3年ほど前のこと。妻がよく一人でペットショップに足を運んでいた。
「今日もあの子、いたよ」と帰るたびに話してくれる。ガラス越しに気になっている子犬がいるらしい。
妻は「別に欲しいわけじゃないけどね」と言っていた。でも私は内心こう思っていた。「次は一緒に見に行って、あの子を買ってあげてもいいな」と。
ずっと売れ残っているくらいだ、またいるだろう。そう思って二人でペットショップへ向かった。
しかし、ケージのあった場所には小さな札が一枚。
「家族が決まりました」
もう売れてしまっていた。妻は「そっか」と気にしていない素振りを見せたが、どう見ても寂しそうだった。

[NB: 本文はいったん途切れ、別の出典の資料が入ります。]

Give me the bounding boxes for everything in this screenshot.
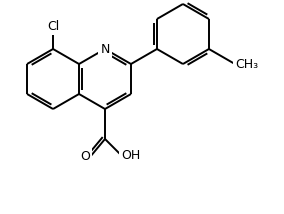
Text: N: N	[100, 43, 110, 55]
Text: OH: OH	[122, 149, 141, 162]
Text: CH₃: CH₃	[235, 58, 258, 70]
Text: O: O	[80, 150, 90, 163]
Text: Cl: Cl	[47, 20, 59, 33]
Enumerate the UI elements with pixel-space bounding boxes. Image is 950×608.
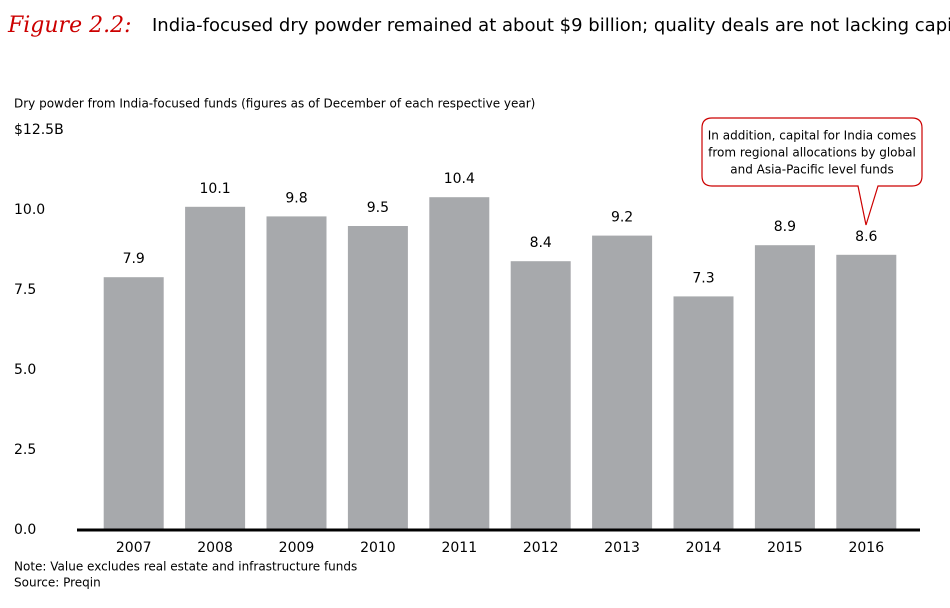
chart-subtitle: Dry powder from India-focused funds (fig… — [14, 97, 535, 111]
x-tick-label: 2014 — [686, 540, 722, 556]
x-tick-label: 2007 — [116, 540, 152, 556]
data-label: 9.8 — [285, 190, 307, 206]
y-tick-label: 7.5 — [14, 282, 36, 298]
y-tick-label: 2.5 — [14, 442, 36, 458]
bar — [836, 254, 897, 531]
data-label: 10.4 — [444, 171, 475, 187]
y-tick-label: 5.0 — [14, 362, 36, 378]
source: Source: Preqin — [14, 576, 101, 590]
data-label: 7.9 — [123, 251, 145, 267]
bar — [754, 245, 815, 530]
data-label: 8.4 — [530, 235, 552, 251]
annotation-line: from regional allocations by global — [708, 146, 916, 160]
x-tick-label: 2012 — [523, 540, 559, 556]
bar — [673, 296, 734, 530]
annotation-line: and Asia-Pacific level funds — [730, 163, 893, 177]
bar — [347, 226, 408, 530]
y-tick-label: 0.0 — [14, 522, 36, 538]
callout-box — [701, 117, 923, 226]
bar — [266, 216, 327, 530]
bar — [185, 206, 246, 531]
data-label: 8.9 — [774, 219, 796, 235]
data-label: 9.2 — [611, 210, 633, 226]
x-tick-label: 2010 — [360, 540, 396, 556]
x-tick-label: 2016 — [848, 540, 884, 556]
x-tick-label: 2008 — [197, 540, 233, 556]
bar — [592, 235, 653, 530]
chart-title: India-focused dry powder remained at abo… — [152, 15, 950, 36]
x-tick-label: 2011 — [441, 540, 477, 556]
figure-label: Figure 2.2: — [7, 13, 131, 38]
x-tick-label: 2015 — [767, 540, 803, 556]
x-tick-label: 2013 — [604, 540, 640, 556]
data-label: 7.3 — [692, 270, 714, 286]
y-tick-label: 10.0 — [14, 202, 45, 218]
y-tick-label: $12.5B — [14, 122, 64, 138]
x-tick-label: 2009 — [279, 540, 315, 556]
annotation-line: In addition, capital for India comes — [708, 129, 916, 143]
bar — [429, 197, 490, 530]
data-label: 8.6 — [855, 229, 877, 245]
data-label: 10.1 — [200, 181, 231, 197]
data-label: 9.5 — [367, 200, 389, 216]
note: Note: Value excludes real estate and inf… — [14, 560, 357, 574]
bar — [510, 261, 571, 530]
bar — [103, 277, 164, 530]
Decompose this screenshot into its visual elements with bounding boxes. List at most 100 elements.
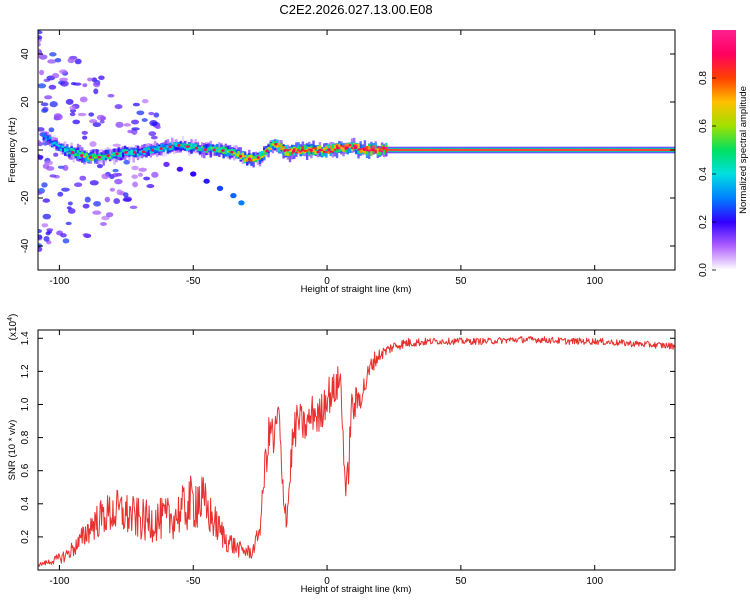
spectrogram-ridge-cell (81, 153, 84, 163)
spectrogram-ridge-cell (141, 149, 144, 152)
spectrogram-ridge-peak (168, 145, 172, 149)
spectrogram-ridge-cell (145, 148, 148, 158)
spectrogram-ridge-cell (421, 149, 424, 151)
spectrogram-noise-blob (79, 175, 87, 181)
colorbar-tick-label: 0.0 (698, 263, 709, 277)
spectrogram-ridge-cell (57, 145, 60, 147)
spectrogram-ridge-peak (141, 150, 146, 154)
spectrogram-ridge-cell (260, 155, 264, 158)
spectrogram-noise-blob (51, 72, 60, 79)
spectrogram-ridge-cell (406, 149, 409, 151)
spectrogram-ridge-cell (427, 149, 431, 151)
spectrogram-panel: -100 -50 0 50 100 -40 -20 0 20 40 Height of stra… (7, 29, 676, 295)
spectrogram-ridge-cell (485, 149, 489, 151)
colorbar-tick-label: 0.6 (698, 119, 709, 133)
spectrogram-ridge-cell (190, 146, 193, 153)
spectrogram-noise-blob (131, 174, 139, 179)
spectrogram-ridge-cell (526, 149, 529, 151)
spectrogram-ridge-cell (85, 154, 88, 156)
spectrogram-ridge-cell (378, 149, 382, 156)
spectrogram-ridge-cell (83, 155, 86, 163)
spectrogram-ridge-cell (57, 145, 60, 151)
spectrogram-ridge-cell (545, 149, 549, 151)
spectrogram-ridge-cell (571, 149, 574, 151)
spectrogram-ridge-cell (123, 149, 127, 152)
spectrogram-ridge-cell (72, 153, 75, 157)
spectrogram-ridge-peak (71, 151, 75, 154)
spectrogram-ridge-cell (192, 143, 195, 148)
spectrogram-ridge-cell (385, 147, 388, 150)
spectrogram-noise-blob (148, 111, 155, 116)
spectrogram-noise-blob (114, 104, 123, 110)
spectrogram-ridge-cell (263, 154, 266, 157)
spectrogram-ridge-cell (603, 149, 606, 151)
spectrogram-noise-blob (67, 208, 76, 214)
spectrogram-ridge-cell (323, 150, 326, 153)
spectrogram-ridge-cell (66, 149, 69, 152)
spectrogram-ridge-cell (254, 158, 257, 163)
spectrogram-noise-blob (104, 196, 111, 203)
snr-series-line (38, 336, 675, 567)
spectrogram-ridge-cell (475, 149, 478, 151)
spectrogram-ridge-cell (100, 154, 103, 157)
spectrogram-ridge-cell (509, 149, 512, 151)
spectrogram-ridge-peak (115, 152, 119, 156)
spectrogram-ridge-cell (104, 154, 108, 158)
snr-y-tick-label: 0.4 (20, 496, 31, 510)
snr-y-tick-label: 0.6 (20, 463, 31, 477)
spectrogram-noise-blob (70, 81, 77, 86)
spectrogram-noise-blob (137, 172, 144, 177)
spectrogram-noise-blob (112, 143, 121, 147)
spectrogram-ridge-cell (652, 149, 656, 151)
spectrogram-noise-blob (155, 125, 161, 130)
spectrogram-ridge-cell (245, 157, 249, 162)
spectrogram-ridge-cell (312, 147, 315, 149)
spectrogram-ridge-cell (44, 135, 48, 140)
spectrogram-noise-blob (41, 182, 48, 188)
spectrogram-ridge-cell (207, 147, 210, 150)
spectrogram-ridge-cell (370, 148, 373, 156)
spectrogram-ridge-peak (80, 154, 84, 157)
spectrogram-ridge-cell (215, 147, 219, 150)
spectrogram-ridge-cell (46, 138, 50, 141)
spectrogram-ridge-peak (177, 143, 181, 147)
spectrogram-ridge-cell (558, 149, 561, 151)
spectrogram-ridge-cell (138, 150, 142, 153)
spectrogram-ridge-cell (357, 143, 360, 149)
spectrogram-ridge-cell (55, 141, 58, 146)
spectrogram-ridge-cell (258, 157, 262, 159)
spectrogram-ridge-cell (59, 148, 63, 151)
spectrogram-ridge-cell (83, 156, 86, 158)
spectrogram-ridge-cell (487, 149, 491, 151)
spectrogram-ridge-cell (359, 148, 362, 150)
spectrogram-ridge-cell (55, 143, 58, 146)
spectrogram-noise-blob (112, 168, 119, 173)
spectrogram-noise-blob (42, 213, 52, 220)
spectrogram-ridge-cell (119, 151, 123, 154)
spectrogram-noise-blob (46, 228, 54, 232)
spectrogram-ridge-cell (372, 146, 375, 149)
spectrogram-ridge-cell (535, 149, 538, 151)
snr-x-tick-label: 50 (455, 576, 467, 587)
spectrogram-ridge-cell (479, 149, 482, 151)
spectrogram-ridge-cell (239, 157, 242, 160)
spectrogram-y-label: Frequency (Hz) (7, 117, 18, 182)
spectrogram-ridge-cell (494, 149, 497, 151)
spectrogram-ridge-cell (376, 149, 379, 155)
spectrogram-ridge-cell (213, 146, 217, 150)
spectrogram-ridge-cell (657, 149, 660, 151)
colorbar: 0.0 0.2 0.4 0.6 0.8 Normalized spectral ampl… (698, 30, 749, 277)
spectrogram-noise-blob (129, 205, 138, 210)
spectrogram-ridge-peak (371, 148, 375, 152)
spectrogram-noise-blob (55, 114, 63, 121)
spectrogram-ridge-cell (515, 149, 519, 151)
spectrogram-ridge-cell (143, 152, 146, 155)
spectrogram-ridge-cell (607, 149, 611, 151)
spectrogram-noise-blob (61, 187, 70, 192)
spectrogram-noise-blob (69, 105, 76, 111)
spectrogram-branch-blob (176, 166, 184, 172)
spectrogram-ridge-peak (344, 146, 349, 150)
spectrogram-ridge-cell (98, 158, 101, 161)
spectrogram-ridge-cell (434, 149, 437, 151)
spectrogram-ridge-cell (308, 148, 311, 151)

その2ヶ月後、私たちはブリーダーさんのもとを訪ねた。
先に家族が決まったあの子と同じ犬種、イタリアングレーハウンド。茶色い子と黒い子がいた。
黒い子はとにかくやんちゃだった。タオルは噛むし、走り回るし、落ち着きがない。一方の茶色い子は穏やかで、おとなしく座っている。最後は2匹とも妻の足の上でお饅頭のように丸まって寝てしまった。

帰り道、「どっちにしようか」と話していると、妻はひと言。
「私はもう決めている。黒い子がいい」
迷いのかけらもなかった。
かくして、やんちゃな黒いイタリアングレーハウンドが我が家の新しい家族となった。名前はパシャ。今も変わらず陽気に、我が家を走り回っている。